Infância interrompida: Venezuela corre o risco de perder uma geração

Menina brinca com uma pipa no pátio da escola San Alberto Hurtado em La Vega, Caracas, Venezuela, 16 de abril
Menina brinca com uma pipa no pátio da escola San Alberto Hurtado em La Vega, Caracas, Venezuela, 16 de abril (Foto: Andrea Hernandez / Washington Post)

Ser criança na Venezuela hoje é perigoso.

Aqui na capital, em qualquer tarde, adolescentes emaciados reviram o lixo apodrecido em busca de comida. Crianças têm sido abandonadas, entregues a familiares ou a orfanatos, por pais que não podem mais sustentá-los. Recém-nascidos foram descartados em lixeiras.

A pobreza não é novidade aqui. A distribuição de riqueza nessa nação rica em petróleo sempre foi desigual - uma razão pela qual o líder socialista Hugo Chávez subiu ao poder duas décadas atrás. Mas, depois de anos de crise humanitária na Venezuela, os sistemas governamentais que antes coordenavam os serviços para os pobres entraram em colapso e as crianças estão entre as que mais sofrem. Conheça alguns números:

Em sete dos maiores estados, mais da metade das crianças com menos de cinco anos sofrem de desnutrição, segundo a agência de ajuda humanitária Caritas Venezuela.

Estima-se que 840.000 crianças tenham perdido pelo menos um dos pais para a emigração, informa o grupo de defesa infantil Cecodap.

A frequência escolar caiu pela metade nos últimos dois anos, de acordo com a Fé e Alegria, uma rede de escolas jesuítas que atende os bairros mais pobres do país.

A mortalidade infantil aumentou para 11.466 mortes em 2016, um aumento de 30% em relação ao ano anterior, informou o Ministério da Saúde em 2017. O ministro da Saúde que publicou essa informação foi demitido dias após a divulgação; o governo não forneceu dados sobre a saúde das crianças desde então.

Além das condições que estão devastando grande parte da população da Venezuela: hiperinflação e desemprego, falta de energia e escassez de remédios, alimentos e água. As Nações Unidas estimam que 3,7 milhões de pessoas fugiram do país.

Enquanto o governo está paralisado por má administração, corrupção e impasse político, assistentes sociais, professores e defensores dizem que as crianças estão perdendo a infância para a incerteza, ansiedade e medo, que roubam delas o desenvolvimento saudável e ameaçam causar danos de longo prazo à nação.

"Temos um país quebrado que está sacrificando seu futuro", diz Abel Saraiba, psicólogo da Cecodap.

Sob o sistema centralizado de bem-estar infantil do governo, os assistentes sociais gerenciavam casos e dirigiam serviços por meio de programas escolares, tribunais de família e orfanatos.

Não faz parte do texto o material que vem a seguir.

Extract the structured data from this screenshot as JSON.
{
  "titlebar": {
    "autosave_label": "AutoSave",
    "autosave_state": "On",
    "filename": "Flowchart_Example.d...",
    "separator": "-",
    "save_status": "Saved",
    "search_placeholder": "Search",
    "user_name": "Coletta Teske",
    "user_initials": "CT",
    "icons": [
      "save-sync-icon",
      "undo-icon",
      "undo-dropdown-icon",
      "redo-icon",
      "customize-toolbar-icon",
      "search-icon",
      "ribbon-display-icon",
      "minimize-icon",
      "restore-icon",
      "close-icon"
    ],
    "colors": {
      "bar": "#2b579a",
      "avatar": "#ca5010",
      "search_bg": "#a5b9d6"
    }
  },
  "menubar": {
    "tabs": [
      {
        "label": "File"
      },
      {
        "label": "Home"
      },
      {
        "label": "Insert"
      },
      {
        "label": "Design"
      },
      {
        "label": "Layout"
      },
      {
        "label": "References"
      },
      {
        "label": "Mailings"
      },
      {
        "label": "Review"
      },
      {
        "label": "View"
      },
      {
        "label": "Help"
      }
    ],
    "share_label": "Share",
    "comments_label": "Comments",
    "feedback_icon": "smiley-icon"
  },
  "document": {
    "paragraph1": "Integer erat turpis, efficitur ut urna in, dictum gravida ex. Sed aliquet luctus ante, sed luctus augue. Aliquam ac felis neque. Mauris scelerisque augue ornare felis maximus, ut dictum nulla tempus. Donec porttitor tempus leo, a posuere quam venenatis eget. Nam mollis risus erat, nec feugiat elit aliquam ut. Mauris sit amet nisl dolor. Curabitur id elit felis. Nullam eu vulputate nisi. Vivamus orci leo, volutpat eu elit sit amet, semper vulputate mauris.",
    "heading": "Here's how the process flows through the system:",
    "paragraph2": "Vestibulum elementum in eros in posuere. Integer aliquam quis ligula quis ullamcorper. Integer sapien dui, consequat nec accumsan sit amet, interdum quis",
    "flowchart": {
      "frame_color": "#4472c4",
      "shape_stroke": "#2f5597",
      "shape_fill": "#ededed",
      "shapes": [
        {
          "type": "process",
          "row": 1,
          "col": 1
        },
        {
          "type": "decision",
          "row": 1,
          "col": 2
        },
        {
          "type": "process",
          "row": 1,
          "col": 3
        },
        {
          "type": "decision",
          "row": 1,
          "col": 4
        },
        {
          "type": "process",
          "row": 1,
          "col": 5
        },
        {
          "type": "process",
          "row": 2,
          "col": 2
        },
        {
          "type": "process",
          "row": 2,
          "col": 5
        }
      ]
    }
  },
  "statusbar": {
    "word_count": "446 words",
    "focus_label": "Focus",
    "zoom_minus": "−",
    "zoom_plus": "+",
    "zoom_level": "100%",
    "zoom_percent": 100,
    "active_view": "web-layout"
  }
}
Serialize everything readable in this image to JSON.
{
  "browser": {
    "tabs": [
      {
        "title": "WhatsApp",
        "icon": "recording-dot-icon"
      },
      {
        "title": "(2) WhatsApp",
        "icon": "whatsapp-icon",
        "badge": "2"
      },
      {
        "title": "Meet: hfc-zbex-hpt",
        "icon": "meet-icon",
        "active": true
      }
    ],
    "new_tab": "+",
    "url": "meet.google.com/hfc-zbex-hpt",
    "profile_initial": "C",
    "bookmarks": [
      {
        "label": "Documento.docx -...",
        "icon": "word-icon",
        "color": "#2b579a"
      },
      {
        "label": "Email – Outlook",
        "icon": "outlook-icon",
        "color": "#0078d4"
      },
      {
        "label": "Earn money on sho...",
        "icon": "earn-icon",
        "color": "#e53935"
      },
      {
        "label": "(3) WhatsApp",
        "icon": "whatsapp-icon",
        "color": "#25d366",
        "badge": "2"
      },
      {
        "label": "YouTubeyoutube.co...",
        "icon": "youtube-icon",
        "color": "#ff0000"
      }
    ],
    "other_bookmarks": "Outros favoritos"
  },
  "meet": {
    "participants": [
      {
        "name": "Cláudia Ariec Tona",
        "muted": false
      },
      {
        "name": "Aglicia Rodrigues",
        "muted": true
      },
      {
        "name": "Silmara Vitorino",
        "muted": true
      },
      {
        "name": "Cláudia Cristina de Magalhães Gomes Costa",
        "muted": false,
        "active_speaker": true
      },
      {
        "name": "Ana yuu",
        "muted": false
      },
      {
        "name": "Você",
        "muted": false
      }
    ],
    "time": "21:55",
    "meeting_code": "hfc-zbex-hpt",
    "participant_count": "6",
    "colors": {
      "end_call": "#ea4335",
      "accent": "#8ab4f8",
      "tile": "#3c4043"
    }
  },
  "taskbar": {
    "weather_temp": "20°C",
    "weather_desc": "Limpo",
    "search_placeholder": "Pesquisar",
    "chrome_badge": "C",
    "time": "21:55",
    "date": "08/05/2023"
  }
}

Mas essa rede de segurança está aos farrapos. Nelson Villasmil, assistente social do governo em Caracas, diz que milhares de casos estão aguardando resolução no sistema judicial há anos.

Todos os dias, diz Villasmil, ele recebe de 15 a 20 pais que lutam para descobrir o que fazer com seus filhos porque estão emigrando.

"Muitas vezes me pergunto se estou fazendo o suficiente para proteger as crianças", disse ele. "A resposta é não. Porque eu não posso. Este é o pior momento para ser uma criança na Venezuela."

O governo venezuelano não respondeu a repetidos pedidos de comentários.

Organizações sem fins lucrativos - Caritas, Fé e Alegria, Cruz Vermelha e outras - estão tentando preencher as lacunas: oferecendo refeições para crianças, ajudando os pais a dar instruções aos filhos que deixam para trás quando migram, buscando doações de venezuelanos no exterior para equipar escolas com filtros de água e suprimentos básicos.

Os orfanatos privados estão cheios, mantendo as crianças por mais tempo do que o recomendado e lutando por dinheiro para prestar serviços psicológicos às crianças de rua.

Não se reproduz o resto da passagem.